The 31-year-old finished ahead of fellow countryman Callan O'Reilly, and third-placed Manawatu rookie Joshua Munn, who is tied at four under with Australian Matthew Millar.
Starting on the back nine at The Hills course, Jones got off to a rough start with two bogeys, but bounced back strongly to nail six birdies over the next eight holes.
A second bogey on the fourth was merely a blip as he regained his momentum with three more birdies helping him to a strong score.
"I'm very happy and very excited," said Jones. "Last year was a little tough. I took the year off and did the right thing and looked after my wife, so I'm happy I'm able to play again.
"When I started, it was gusting pretty high and raining, and I thought, 'it's going to be a tough day'.

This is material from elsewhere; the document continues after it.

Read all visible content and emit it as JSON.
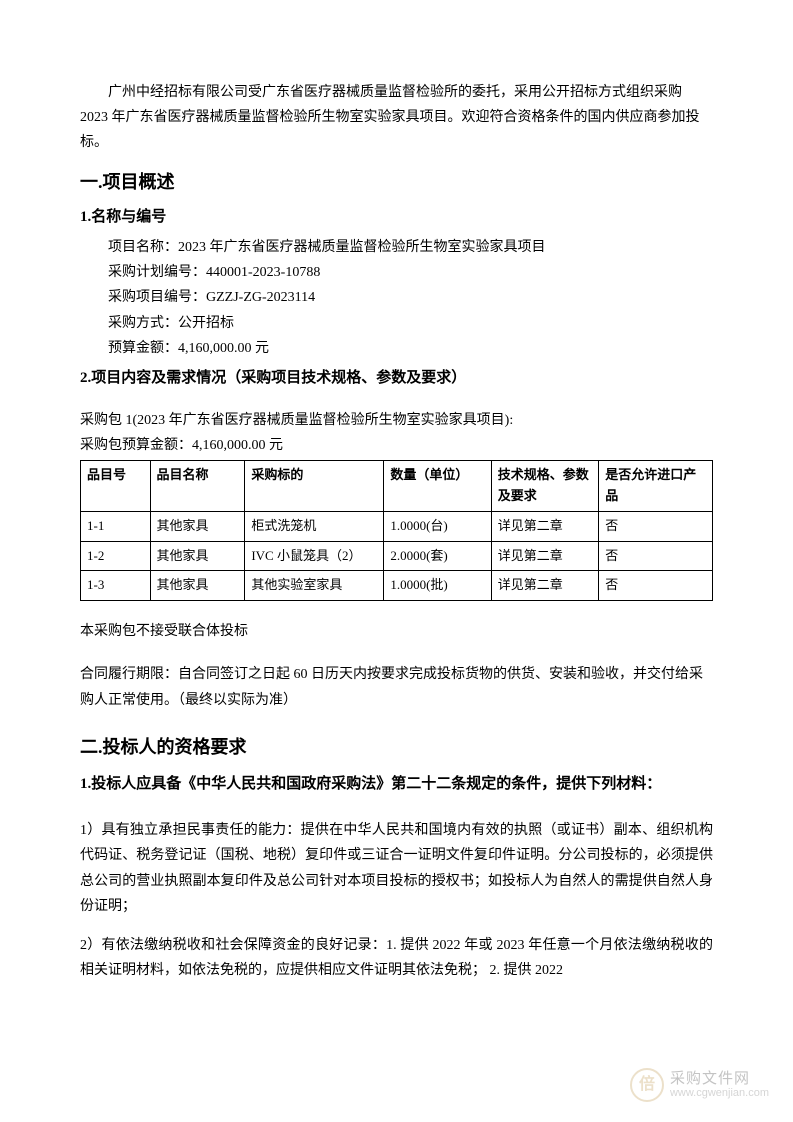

"I got off to a pretty shaky start but managed to chip one in on my third hole. That got me going and I just took it from there."
Palmerston North product Munn enjoyed a "crazy day" and was pleased with a top-three finish after making his pro debut at the New Zealand PGA event at Remuera last week.

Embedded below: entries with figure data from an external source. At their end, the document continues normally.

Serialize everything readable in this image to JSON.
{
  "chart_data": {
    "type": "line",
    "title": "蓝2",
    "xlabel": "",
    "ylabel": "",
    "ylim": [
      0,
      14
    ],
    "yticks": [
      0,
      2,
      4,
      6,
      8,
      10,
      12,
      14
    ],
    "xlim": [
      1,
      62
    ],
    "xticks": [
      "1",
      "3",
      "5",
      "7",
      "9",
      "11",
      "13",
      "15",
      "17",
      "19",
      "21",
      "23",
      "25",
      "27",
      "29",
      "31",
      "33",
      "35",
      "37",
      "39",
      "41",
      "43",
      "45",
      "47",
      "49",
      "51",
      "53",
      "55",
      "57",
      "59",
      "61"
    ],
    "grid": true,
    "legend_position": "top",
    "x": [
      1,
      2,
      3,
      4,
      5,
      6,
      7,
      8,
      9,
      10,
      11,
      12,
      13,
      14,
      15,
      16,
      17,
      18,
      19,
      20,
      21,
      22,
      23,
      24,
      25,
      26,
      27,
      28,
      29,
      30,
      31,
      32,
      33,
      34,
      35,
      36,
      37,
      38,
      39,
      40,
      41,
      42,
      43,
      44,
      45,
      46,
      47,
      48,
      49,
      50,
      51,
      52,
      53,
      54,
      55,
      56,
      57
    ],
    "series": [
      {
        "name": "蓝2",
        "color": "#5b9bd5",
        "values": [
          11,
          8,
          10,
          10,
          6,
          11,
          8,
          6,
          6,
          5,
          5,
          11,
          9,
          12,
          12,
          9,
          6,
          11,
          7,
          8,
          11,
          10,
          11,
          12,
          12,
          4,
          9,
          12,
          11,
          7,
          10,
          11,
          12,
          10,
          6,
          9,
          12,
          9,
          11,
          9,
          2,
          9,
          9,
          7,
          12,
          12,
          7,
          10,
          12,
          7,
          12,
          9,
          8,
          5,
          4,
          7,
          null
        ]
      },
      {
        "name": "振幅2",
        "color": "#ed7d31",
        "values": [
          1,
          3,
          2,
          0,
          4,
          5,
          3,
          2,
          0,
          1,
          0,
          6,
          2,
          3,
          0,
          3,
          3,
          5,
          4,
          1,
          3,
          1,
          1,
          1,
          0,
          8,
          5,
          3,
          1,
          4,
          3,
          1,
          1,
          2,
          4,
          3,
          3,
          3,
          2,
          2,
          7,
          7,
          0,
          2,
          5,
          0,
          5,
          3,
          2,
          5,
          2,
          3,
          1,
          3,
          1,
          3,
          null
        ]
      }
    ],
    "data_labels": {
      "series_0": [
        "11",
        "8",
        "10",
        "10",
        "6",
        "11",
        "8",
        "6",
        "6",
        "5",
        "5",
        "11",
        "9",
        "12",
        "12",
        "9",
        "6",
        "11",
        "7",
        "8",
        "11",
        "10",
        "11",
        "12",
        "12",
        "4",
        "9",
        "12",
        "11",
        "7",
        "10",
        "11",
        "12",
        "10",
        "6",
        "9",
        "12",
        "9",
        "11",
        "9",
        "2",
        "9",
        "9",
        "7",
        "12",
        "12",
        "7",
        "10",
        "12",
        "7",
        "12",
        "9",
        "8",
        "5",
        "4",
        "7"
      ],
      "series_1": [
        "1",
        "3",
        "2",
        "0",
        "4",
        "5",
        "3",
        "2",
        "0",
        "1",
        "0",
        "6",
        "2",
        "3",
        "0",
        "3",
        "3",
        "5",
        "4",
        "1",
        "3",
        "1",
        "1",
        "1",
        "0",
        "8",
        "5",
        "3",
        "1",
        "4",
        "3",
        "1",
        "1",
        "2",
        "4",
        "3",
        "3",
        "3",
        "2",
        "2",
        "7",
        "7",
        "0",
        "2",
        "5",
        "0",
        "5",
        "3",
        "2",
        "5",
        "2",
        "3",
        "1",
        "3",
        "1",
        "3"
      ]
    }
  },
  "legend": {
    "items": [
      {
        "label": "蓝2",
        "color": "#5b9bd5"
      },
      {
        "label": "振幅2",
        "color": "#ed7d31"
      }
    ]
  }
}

The 25-year-old began with an eagle and claimed four birdies to enjoy a share of the lead early on but slipped with bogeys on the third and 18th.
"It was a good day and I'm really pleased with that score," he said. "That wind and rain came in and you didn't know which way the wind was coming from and it was a bit of a guessing game really."
Tournament favourite Ryan Fox fought his way back to tie for 10th with fellow Kiwis Peter Smith and Craig Palmer at two under.
The 29-year-old began his round on Millbrook's back nine, with bogeys on the 15th and fourth holes the only blemishes, while back-to-back birdies on the 16th and 17th and another pair on the second and fifth holes assisted his cause.
"I was very happy," said Fox. "It was one of those days where you could play your way out of the tournament really easily.
"There were a few things I don't think I've ever seen happen on a golf course with a bit of wind blowing in different directions on the same hole.
"Hopefully tomorrow it's not too windy and we can make a few birdies out there and put some good scores up."